La casa de mi abuelo cortaba la cuadra de extremo a extremo. Podías pasar por una calle y salir por la otra, tranquilamente. De niño pensaba que todas las casas eran así. Crecí siempre con dos puertas que daban a la calle, y sólo ahora, tras años viviendo en lugares con una sola salida, he podido darme cuenta de lo grande que era. Pasé por una de las fachadas. Las letras grabadas en concreto con el nombre de uno de mis tíos y el número de calle habían desaparecido. En su lugar sólo podía verse una planicie de concreto gris con el número de la calle pintado en azul: 2676, ese bendito número que tantas veces escuché en boca de mi padre cada vez que estábamos en el centro, cuando le indicaba la dirección a algún taxista para llevarnos de vuelta a casa.
Por aquel entonces amaba subir hasta la azotea y jugar con uno de mis amigos. Él desde su azotea, yo desde la mía. Llenábamos globos con agua y nos los lanzábamos, a riesgo de que su madre le regañara por desperdiciar agua y ensuciar. Nos separaba un techo vecino o, mejor dicho, la ausencia de este: era una caída en vertical hacia el primer piso de la casa de al lado. Todos los días, desde ahí, provenía un olor exquisito a comida que siempre quise probar. Cuántos sabores, cuántos aromas, cuántas imágenes, cuántas vivencias, cuántos recuerdos quedaron atrapados para siempre en aquellos muros que ahora observaba desde fuera.
Rodeé la casa hasta llegar a la otra calle. Mi abuelo tenía dos jardines, y en cada uno de ellos había un algarrobo. Hace años, cuando pasé por ahí, vi que sólo quedaba uno, y ni rastro de los frondosos jardines que decoraban la fachada. Ahora, al visitar nuevamente el lugar, no quedaba ninguno. En sus mejores tiempos aquella fachada era la mejor de toda la cuadra. Hoy sólo veía un terreno plano de tierra.
Frente a aquellos jardines que ahora sólo yo podía recordar, estaba el parque, que ahora parecía más bien un complejo deportivo. No quise recordar todas las veces que corría con mis hermanos por el perímetro, jugando, gritando, pero me fue imposible. Era una época en la que no había celulares —o no estaban proliferados, mejor dicho—, y aunque yo no era precisamente de aquellos niños a los que sus padres les daban total libertad para quedarse todo el día fuera de casa, sí pude pasar varias tardes ahí, trepando árboles, practicando volantines sobre el pasto hasta que se me subían las hormigas, y jugando con la pelota, ya que por entonces me gustaba el fútbol.

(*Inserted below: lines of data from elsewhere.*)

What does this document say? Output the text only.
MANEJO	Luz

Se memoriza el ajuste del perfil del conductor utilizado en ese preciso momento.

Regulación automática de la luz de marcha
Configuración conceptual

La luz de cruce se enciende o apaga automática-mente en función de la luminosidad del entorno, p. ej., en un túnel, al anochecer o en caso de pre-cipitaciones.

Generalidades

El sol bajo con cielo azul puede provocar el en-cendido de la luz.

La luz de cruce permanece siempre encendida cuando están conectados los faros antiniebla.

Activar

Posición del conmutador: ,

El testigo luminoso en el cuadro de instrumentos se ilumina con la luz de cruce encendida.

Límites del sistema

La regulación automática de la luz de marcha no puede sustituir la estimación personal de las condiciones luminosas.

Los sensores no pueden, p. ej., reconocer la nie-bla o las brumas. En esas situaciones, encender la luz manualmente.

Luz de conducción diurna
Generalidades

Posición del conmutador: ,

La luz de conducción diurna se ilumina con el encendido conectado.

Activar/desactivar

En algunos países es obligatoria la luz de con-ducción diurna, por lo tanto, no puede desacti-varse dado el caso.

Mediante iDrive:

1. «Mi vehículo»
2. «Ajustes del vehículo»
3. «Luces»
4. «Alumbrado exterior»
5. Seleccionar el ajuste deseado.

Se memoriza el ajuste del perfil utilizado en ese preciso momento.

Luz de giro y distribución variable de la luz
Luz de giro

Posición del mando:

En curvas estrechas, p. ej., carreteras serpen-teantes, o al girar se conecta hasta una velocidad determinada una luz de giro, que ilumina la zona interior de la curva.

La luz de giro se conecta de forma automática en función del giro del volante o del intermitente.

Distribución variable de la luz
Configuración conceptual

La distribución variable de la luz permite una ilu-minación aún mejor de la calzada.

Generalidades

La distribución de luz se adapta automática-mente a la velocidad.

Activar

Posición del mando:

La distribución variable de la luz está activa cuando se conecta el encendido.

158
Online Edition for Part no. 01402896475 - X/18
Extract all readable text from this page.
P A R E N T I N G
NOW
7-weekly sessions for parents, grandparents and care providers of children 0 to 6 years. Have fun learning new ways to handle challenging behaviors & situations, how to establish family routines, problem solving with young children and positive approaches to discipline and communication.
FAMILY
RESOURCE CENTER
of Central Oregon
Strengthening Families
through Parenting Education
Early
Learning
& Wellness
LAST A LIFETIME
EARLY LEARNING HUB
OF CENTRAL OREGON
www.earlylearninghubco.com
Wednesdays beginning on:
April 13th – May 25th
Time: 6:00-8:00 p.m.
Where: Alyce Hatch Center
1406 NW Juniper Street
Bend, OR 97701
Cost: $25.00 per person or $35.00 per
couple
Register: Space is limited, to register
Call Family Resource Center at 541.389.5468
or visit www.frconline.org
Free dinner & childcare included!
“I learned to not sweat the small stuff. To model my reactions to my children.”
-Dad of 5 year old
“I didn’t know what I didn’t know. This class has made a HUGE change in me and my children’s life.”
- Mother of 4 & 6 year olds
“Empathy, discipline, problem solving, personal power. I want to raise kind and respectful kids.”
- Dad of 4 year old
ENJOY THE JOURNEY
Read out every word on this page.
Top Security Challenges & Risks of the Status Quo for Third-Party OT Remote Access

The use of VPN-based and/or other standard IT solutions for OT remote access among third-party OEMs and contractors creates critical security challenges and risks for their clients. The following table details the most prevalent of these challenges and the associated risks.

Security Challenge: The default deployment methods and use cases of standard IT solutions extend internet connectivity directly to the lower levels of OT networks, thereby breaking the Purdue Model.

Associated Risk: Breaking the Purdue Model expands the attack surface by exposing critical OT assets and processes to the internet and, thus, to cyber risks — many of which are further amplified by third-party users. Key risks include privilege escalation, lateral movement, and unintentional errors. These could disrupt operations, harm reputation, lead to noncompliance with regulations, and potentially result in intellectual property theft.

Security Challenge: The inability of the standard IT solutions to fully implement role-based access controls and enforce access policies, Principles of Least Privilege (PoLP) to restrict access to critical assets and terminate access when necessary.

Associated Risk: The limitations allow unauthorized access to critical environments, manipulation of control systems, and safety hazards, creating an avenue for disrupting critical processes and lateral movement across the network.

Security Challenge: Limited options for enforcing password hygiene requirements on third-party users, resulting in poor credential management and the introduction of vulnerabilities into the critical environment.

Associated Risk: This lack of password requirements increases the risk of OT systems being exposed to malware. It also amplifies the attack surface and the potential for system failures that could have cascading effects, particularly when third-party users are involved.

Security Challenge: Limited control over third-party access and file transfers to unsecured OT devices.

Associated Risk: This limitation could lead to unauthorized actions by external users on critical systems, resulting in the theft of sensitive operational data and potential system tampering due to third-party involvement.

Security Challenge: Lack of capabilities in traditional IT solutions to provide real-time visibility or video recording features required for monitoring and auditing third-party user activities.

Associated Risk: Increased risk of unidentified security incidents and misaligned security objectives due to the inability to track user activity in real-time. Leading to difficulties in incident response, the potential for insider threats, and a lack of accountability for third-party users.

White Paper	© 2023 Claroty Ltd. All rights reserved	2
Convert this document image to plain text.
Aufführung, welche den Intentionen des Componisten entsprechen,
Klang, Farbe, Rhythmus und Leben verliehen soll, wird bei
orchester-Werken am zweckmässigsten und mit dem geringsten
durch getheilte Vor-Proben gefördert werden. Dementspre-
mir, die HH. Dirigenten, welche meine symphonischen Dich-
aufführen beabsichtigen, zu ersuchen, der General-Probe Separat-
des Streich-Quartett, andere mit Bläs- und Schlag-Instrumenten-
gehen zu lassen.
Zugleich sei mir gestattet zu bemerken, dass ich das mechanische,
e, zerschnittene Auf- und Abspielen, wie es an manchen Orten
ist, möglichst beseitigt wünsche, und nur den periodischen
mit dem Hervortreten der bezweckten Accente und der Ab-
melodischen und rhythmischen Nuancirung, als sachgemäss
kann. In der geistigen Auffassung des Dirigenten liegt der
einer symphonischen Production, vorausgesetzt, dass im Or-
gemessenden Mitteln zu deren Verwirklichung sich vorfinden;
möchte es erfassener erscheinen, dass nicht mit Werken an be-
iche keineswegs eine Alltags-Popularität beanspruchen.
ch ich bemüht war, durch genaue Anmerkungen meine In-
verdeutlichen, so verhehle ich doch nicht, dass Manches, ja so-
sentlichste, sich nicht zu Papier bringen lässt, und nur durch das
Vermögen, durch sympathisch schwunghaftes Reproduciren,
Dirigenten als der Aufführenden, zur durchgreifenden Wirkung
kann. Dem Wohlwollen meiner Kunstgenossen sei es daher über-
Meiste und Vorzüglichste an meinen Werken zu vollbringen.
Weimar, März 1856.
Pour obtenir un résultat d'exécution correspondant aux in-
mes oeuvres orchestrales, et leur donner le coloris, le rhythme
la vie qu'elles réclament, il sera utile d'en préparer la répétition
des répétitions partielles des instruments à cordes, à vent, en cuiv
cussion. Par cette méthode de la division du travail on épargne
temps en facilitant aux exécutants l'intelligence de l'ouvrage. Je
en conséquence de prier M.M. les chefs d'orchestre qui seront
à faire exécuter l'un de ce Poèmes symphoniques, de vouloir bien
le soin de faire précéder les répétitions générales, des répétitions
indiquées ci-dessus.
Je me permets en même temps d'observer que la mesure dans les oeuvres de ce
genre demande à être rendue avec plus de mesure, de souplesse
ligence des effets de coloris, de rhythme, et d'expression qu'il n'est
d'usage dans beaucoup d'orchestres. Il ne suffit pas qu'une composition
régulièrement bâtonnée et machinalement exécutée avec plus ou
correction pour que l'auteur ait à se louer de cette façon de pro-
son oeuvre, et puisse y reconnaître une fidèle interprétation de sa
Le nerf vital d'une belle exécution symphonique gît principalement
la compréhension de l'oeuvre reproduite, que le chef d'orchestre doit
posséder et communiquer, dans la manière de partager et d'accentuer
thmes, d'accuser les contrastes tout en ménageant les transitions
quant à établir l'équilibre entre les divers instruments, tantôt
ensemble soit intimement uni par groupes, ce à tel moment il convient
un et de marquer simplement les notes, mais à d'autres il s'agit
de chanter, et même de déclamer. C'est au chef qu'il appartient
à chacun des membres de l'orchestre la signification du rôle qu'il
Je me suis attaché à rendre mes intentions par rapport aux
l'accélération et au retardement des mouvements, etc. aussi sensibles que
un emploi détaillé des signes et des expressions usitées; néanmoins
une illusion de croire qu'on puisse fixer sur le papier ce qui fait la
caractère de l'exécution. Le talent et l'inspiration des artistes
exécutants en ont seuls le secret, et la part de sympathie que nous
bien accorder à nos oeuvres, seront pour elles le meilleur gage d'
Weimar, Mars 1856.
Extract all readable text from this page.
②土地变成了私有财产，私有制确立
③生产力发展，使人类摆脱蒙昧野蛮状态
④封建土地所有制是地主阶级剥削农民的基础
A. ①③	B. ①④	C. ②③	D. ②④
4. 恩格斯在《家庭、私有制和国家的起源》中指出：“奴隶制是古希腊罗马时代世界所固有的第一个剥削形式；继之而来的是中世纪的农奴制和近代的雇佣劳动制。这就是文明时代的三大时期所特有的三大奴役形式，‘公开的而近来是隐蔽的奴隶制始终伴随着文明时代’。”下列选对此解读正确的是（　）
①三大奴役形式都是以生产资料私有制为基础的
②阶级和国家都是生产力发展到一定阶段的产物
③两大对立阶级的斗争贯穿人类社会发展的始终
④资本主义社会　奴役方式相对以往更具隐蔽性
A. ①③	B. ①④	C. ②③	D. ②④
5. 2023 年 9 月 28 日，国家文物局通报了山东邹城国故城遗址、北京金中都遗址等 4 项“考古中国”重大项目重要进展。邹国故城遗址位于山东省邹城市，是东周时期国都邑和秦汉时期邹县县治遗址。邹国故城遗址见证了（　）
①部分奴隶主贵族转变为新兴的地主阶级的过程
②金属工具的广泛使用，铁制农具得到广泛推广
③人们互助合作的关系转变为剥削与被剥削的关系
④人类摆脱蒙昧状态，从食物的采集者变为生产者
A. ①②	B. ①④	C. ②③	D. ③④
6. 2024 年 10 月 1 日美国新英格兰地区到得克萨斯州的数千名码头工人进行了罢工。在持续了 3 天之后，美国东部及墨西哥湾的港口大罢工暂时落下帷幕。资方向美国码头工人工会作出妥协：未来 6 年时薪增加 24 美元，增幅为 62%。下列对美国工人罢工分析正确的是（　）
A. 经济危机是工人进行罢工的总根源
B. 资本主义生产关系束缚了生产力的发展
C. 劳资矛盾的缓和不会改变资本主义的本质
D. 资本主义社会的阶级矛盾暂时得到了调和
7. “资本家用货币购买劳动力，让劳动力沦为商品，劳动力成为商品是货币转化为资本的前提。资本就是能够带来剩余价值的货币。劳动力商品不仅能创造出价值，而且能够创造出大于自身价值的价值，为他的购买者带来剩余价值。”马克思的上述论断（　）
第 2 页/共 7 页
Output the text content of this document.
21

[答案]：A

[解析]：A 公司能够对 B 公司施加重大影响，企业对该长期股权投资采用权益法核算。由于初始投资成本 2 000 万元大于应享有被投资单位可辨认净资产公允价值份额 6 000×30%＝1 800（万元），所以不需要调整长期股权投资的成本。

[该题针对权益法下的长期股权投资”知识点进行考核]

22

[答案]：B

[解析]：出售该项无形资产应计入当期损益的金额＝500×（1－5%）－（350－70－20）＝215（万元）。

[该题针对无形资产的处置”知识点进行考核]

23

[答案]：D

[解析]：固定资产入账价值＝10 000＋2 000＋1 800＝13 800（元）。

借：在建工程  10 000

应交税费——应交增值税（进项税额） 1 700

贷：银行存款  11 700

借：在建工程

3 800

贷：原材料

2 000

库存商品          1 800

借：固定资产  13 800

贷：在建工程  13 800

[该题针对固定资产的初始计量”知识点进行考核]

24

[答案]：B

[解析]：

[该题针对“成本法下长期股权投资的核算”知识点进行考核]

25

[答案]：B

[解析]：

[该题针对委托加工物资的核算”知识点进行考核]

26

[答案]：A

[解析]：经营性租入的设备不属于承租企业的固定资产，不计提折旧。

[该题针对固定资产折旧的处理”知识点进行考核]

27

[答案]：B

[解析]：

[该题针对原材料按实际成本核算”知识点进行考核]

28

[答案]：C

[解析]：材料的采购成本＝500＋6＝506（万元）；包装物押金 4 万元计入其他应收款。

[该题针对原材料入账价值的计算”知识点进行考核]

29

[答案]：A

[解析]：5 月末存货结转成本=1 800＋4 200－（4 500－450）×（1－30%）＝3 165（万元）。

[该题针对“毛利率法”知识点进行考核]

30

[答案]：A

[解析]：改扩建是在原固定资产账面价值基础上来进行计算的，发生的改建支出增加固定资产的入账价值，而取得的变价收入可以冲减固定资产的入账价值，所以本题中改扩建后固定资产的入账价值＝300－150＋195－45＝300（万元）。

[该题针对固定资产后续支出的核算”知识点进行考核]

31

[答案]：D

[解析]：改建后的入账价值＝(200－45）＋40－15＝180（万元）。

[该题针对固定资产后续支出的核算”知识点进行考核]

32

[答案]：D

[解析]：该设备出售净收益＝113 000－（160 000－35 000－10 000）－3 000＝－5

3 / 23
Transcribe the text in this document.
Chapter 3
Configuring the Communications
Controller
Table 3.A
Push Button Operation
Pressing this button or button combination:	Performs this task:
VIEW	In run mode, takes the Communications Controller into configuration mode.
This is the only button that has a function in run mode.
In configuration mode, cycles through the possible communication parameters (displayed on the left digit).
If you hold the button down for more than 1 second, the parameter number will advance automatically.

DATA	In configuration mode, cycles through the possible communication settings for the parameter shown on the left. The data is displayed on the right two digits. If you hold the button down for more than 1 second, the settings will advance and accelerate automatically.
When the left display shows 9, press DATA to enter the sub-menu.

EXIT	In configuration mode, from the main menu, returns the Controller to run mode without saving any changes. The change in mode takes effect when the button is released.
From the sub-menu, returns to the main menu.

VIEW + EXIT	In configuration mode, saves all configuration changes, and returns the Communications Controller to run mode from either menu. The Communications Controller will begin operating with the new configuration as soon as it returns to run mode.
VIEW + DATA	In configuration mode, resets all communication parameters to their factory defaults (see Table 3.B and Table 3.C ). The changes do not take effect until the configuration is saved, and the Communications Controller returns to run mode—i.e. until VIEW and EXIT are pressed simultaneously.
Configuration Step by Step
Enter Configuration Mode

Y hablando de fútbol, recuerdo también cuando mi tío, primo de mi padre —que era entrenador de un equipo deportivo local—, nos hizo entrenar en aquel mismo parque. O cuando mi padre jugaba con nosotros. O cuando jugábamos con los amigos —por entonces cualquier niño al que conocías podías llamar amigo— en la calle, colocando piedras a modo de arcos, con una pelota vieja que tarde o temprano iba a chocar contra la puerta de alguna vecina gruñona que salía a gritarnos que no golpeemos su puerta, que juguemos en otro lado…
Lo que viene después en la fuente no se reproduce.